SUBJECT: 3.5/5
RESEARCH: 4/5
WRITING STYLE: 3.5/5
INFORMATIONAL QUOTIENT: 4/5

“We think we know the answer pretty well. Foreign aids & grants can break the poverty spell. But how much they work, only the results tell. Poor Economics brings out the truth of this poverty hell.”

It won the 2011 “Financial Times/Goldman Sachs” Best Business Book of the Year Award and it comes recommended from none other than the Nobel winning economist Amartya Sen.

So there must be something great in this book; thinking this I selected Poor Economics from among the list of books that I wanted to read and review.

Being an amateur economics enthusiast myself, I thought it would be a good break from all those love stories, chick-lits and history books that I’ve been reading for quite some time now.

Poor Economics as the jacket of the book declares is all about rethinking poverty and the ways to end it.

Being at the centre stage for many development programs, many new initiatives are born every single day with the sole aim of reduction of poverty.

Many of us believe that giving foreign aid, providing free of cost essential goods, government-funded primary schools and health care clinics, access to bank accounts, microcredit, and insurance products will be very good for the poor and the benefits that will arise out of these initiatives will pull them out of poverty over time.

But, what we do not know is that these policies and initiatives are grossly overrated and often they result in doing the opposite of what they intend to do.

This happens because the program designers or policy initiators focus on making the ideal policy and do not focus on the targeted benefits or the results aimed.

In this book, Esther Duflo and Abhijit V. Banerjee have tried to evaluate and analyse many poverty eradication programs and their outcomes. The extensive research required for such an analysis takes them to eighteen countries.

Consider this example from the book – the Government of one country where a lot of children started suffering and dying from diarrhoea started free distribution of ORS (the best treatment as per WHO).

But the outcome was the exact opposite of what the Government expected.

People, instead of going to government clinics, started going to private doctors who were most happy to give them expensive and ineffective medicines and antibiotics.

Thus, supplying free ORS actually increased the poor’s health expenditures and the Government’s expenditure on unnecessary infrastructure (like opening new clinics, salaries of nurses, ORS supplies etc. ) and increased the chances of antibiotic-resistant diseases in future.

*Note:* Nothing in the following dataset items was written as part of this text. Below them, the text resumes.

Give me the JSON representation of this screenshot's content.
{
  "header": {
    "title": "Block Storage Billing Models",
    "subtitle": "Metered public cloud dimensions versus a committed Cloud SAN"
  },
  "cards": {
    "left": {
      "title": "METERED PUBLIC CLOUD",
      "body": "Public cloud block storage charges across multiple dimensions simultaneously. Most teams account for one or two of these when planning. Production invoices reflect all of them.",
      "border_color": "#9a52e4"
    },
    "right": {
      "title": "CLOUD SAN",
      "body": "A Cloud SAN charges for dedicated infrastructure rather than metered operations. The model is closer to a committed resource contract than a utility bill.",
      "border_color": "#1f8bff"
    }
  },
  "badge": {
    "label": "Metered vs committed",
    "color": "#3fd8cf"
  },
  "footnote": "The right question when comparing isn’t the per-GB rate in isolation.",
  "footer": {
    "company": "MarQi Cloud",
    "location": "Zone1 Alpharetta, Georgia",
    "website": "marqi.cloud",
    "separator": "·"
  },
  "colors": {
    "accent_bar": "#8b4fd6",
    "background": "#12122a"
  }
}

The book brings to the forefront many such initiatives and their ultimate failures. It also tells us why they failed and what should have done to make them successful.

The book is interesting and well written and is indeed very insightful. It will change many of our pre-established notions about poverty and the poor in general.

It has great academic value, not only for students of economics but also for anybody who has a similar interest in general.

I enjoyed it and I hope you would too. In the end, I hope that the book could have been written in a little more interesting way.

Also, I would have liked it more if the various studies quoted in the book would have stated the other parameters of the research as well (like sample size, constraints, assumptions etc.)

Note: This review is not an attempt at an academic review as I think I am not in a capacity to do so. I only intend this review for the purpose of readers who are interested in such genres and who may belong to the corporate world, student community or NGO platforms.